The Laparoscopic Gastric Bypass operation
(also called Laparoscopic Roux-en-Y Gastric Bypass) is considered the standard operation in bariatric surgery. It is performed by laparoscopic technique, through tiny holes (ports), made in the abdomen. One of the ports is for placing a laparoscope (a long slender camera), which gives excellent visualization of the inside of the abdomen.
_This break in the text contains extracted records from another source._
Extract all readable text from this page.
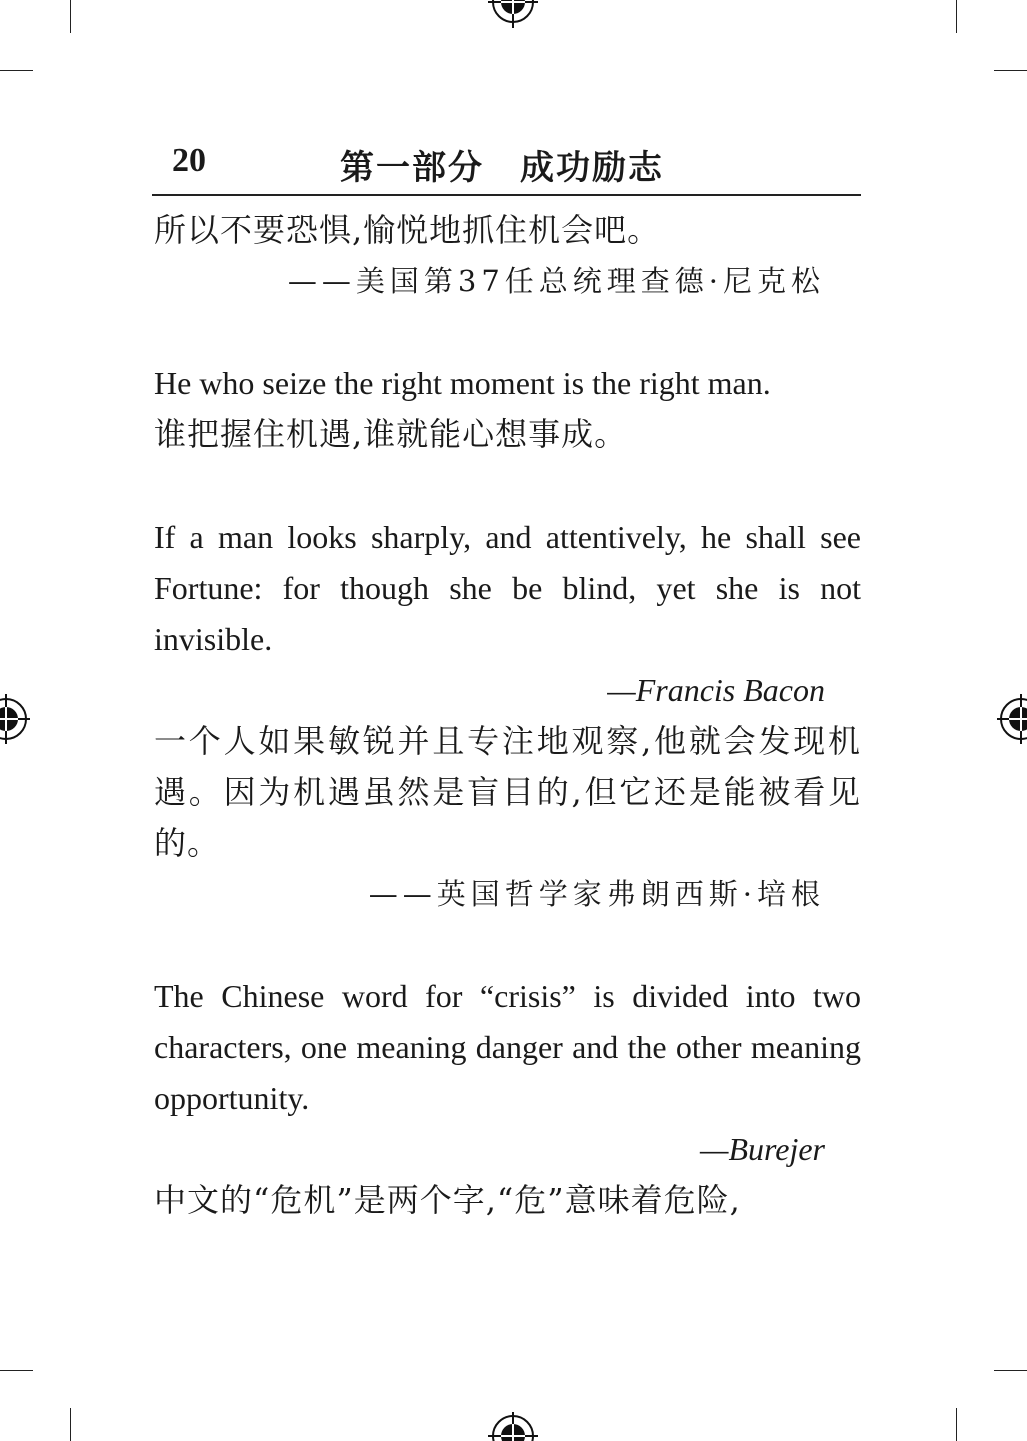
20	第一部分　成功励志
所以不要恐惧,愉悦地抓住机会吧。
——美国第37任总统理查德·尼克松
He who seize the right moment is the right man.
谁把握住机遇,谁就能心想事成。
If a man looks sharply, and attentively, he shall see Fortune: for though she be blind, yet she is not invisible.
—Francis Bacon
一个人如果敏锐并且专注地观察,他就会发现机遇。因为机遇虽然是盲目的,但它还是能被看见的。
——英国哲学家弗朗西斯·培根
The Chinese word for “crisis” is divided into two characters, one meaning danger and the other meaning opportunity.
—Burejer
中文的“危机”是两个字,“危”意味着危险,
The other ports are used for passing long slender instruments to perform the operation without having to cut open the abdomen. Stapling instruments are used to construct a new tiny stomach pouch (about 15-30 ml), which is connected to the small intestine, bypassing the rest of the stomach (see details of the operation). Because it is minimally invasive, incisional pain is usually minimal.
The Laparoscopic Gastric Banding operation
is also performed by laparoscopic technique. A hollow band of silicone rubber is placed around the upper part of the stomach to restrict the eating capacity. The band is connected to an injection port, which is implanted underneath the skin of the abdomen and will later be used for adjusting the size of the band and its corresponding stomach restriction in the months following the operation. It requires close follow-up intervals for band adjustment and is less effective than the gastric bypass operation for long-term weight control, but it is sometimes performed in patients who specifically request this operation.
If you are overweight to the degree that is defined as morbid obesity, you may be a candidate for Laparoscopic Bariatric Surgery.